Polisi Sulsel AKBP Mustari menyatakan banding setelah disanksi pemecatan tidak hormat atau PTDH dalam sidang kode etik Propam Polda Sulsel. Oknum perwira Polda Sulsel itu diberi waktu 14 hari mengajukan memori banding.
"Yang bersangkutan (nyatakan) banding," ujar ketua sidang kode etik Kombes Ai Afriandi kepada wartawan, Jumat (11/3/2022).
Afriandi mengatakan, putusan PTDH dalam sidang kode etik pada prinsipnya bersifat rekomendasi. Polda Sulsel rencananya akan mengirimkan rekomendasi pemecatan tidak hormat tersebut ke Kapolri Jenderal Listyo Sigit Prabowo apabila putusan banding nanti menyatakan AKBP Mustari tetap di-PTDH.
SCROLL TO CONTINUE WITH CONTENT
"Karena yang bersangkutan AKBP (perwira menengah) maka keputusan tetap (harus melalui) Pak Kapolri," kata Afriandi.

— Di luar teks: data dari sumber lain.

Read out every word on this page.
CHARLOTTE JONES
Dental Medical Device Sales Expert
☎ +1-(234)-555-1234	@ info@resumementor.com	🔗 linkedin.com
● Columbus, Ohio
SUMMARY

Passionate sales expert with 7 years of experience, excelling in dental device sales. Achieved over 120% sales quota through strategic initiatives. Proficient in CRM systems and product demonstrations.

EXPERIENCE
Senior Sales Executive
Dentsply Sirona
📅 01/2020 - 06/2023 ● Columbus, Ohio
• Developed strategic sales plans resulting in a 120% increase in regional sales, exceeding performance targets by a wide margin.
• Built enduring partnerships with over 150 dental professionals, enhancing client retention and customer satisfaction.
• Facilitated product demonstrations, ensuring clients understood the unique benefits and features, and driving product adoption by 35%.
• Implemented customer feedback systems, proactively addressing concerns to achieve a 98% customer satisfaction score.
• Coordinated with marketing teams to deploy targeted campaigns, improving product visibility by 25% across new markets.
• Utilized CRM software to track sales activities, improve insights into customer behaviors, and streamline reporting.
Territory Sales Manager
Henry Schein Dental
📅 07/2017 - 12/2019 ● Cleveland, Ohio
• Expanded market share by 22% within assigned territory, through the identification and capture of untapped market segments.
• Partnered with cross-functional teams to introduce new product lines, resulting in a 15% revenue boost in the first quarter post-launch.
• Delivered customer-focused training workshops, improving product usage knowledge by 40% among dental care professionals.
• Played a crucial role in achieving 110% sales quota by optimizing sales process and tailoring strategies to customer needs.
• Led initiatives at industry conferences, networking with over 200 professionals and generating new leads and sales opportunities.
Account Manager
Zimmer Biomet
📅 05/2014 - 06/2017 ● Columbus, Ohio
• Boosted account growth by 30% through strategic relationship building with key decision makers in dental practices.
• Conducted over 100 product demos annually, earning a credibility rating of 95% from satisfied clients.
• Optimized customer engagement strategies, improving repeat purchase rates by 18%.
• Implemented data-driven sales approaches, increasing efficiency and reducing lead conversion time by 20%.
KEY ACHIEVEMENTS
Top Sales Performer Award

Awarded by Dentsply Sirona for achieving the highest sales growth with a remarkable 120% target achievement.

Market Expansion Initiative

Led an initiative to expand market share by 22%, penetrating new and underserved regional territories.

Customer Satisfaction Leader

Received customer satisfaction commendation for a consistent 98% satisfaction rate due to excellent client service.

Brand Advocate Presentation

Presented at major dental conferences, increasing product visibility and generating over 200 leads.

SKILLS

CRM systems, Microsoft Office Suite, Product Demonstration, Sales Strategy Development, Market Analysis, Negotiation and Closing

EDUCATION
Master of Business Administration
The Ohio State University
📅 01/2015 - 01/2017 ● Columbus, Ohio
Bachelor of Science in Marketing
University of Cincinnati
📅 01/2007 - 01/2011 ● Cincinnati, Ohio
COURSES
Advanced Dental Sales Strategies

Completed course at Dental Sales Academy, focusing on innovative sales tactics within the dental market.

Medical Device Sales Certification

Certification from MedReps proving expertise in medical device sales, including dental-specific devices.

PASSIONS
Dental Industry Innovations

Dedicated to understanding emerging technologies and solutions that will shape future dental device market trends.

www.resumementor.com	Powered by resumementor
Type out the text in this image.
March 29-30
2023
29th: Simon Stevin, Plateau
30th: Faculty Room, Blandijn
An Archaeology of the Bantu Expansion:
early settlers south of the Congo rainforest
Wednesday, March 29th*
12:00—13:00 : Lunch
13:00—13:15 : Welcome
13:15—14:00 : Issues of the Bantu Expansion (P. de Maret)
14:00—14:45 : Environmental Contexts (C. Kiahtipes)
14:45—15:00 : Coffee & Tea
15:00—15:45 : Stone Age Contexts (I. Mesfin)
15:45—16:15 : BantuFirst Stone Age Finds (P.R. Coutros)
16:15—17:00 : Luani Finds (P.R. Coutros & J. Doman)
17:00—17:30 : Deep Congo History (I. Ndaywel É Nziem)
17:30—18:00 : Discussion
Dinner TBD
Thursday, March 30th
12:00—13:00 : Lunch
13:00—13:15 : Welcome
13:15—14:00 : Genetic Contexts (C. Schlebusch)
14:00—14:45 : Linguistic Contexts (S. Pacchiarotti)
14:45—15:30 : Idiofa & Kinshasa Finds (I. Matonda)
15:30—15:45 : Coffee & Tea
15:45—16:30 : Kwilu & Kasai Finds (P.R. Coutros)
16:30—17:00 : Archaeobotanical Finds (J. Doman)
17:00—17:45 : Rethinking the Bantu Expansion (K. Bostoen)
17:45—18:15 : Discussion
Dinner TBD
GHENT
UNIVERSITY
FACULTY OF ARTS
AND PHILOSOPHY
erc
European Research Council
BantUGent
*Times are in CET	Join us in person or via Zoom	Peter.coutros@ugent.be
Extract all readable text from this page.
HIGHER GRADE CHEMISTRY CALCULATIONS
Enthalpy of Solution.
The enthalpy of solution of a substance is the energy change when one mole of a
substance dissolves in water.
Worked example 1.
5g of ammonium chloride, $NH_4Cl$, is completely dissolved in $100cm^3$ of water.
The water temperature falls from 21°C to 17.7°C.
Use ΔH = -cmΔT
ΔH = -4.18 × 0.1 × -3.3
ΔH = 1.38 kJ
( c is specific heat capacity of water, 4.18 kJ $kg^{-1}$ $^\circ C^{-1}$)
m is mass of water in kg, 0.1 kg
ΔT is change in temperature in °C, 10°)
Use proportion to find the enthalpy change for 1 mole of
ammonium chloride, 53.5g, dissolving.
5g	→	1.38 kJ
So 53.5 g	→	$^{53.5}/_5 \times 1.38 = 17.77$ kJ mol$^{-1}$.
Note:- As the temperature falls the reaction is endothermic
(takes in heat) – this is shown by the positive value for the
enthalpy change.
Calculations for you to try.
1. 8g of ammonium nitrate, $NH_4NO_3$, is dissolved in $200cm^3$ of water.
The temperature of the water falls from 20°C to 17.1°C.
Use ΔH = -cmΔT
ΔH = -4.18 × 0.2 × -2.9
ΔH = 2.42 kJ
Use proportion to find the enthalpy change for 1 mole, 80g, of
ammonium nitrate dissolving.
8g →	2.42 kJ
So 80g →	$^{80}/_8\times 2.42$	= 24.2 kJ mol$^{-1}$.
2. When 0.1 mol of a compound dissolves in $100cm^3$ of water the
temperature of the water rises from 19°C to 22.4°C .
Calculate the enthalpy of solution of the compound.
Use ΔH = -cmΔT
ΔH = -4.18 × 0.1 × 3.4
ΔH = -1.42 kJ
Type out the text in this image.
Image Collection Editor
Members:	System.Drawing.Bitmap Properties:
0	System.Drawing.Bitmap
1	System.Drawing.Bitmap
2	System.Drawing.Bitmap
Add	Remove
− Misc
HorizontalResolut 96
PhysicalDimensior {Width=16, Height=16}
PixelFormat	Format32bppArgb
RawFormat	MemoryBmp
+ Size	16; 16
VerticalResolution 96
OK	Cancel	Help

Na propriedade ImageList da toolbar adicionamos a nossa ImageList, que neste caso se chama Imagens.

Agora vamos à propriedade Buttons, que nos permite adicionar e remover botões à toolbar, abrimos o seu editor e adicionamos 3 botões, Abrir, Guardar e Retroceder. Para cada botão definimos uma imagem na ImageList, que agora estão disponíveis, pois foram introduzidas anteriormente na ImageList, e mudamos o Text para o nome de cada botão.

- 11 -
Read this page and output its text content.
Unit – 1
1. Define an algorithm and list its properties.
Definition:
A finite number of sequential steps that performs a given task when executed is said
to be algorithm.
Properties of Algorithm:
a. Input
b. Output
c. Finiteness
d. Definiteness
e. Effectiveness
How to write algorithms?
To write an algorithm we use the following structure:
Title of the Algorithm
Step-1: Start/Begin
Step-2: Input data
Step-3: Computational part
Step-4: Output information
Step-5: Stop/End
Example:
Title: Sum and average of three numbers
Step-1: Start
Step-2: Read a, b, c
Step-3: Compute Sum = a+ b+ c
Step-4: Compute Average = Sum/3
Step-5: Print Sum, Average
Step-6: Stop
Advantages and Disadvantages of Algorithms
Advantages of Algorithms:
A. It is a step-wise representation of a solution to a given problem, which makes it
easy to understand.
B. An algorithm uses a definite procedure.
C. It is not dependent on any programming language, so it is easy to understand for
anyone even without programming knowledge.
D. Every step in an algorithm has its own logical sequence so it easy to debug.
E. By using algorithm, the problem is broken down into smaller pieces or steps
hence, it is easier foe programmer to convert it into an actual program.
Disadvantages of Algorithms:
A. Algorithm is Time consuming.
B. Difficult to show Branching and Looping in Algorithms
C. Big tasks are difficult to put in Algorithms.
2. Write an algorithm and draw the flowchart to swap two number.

Sementara itu, Kabid Propam Polda Sulsel Kombes Agoeng Adi Koerniawan menilai AKBP Mustari memang memiliki hak untuk banding.
"Terhadap putusan tadi memang benar yang bersangkutan mengajukan banding. Banding akan kami sidangkan setelah bersangkutan melalui sekretaris mengajukan memori bandingnya," ujar Kombes Agoeng dalam wawancara terpisah.
Untuk sidang banding disebut tidak perlu lagi menghadirkan terduga pelanggar. Kombes Agoeng juga mengatakan sidang banding bakal segera digelar.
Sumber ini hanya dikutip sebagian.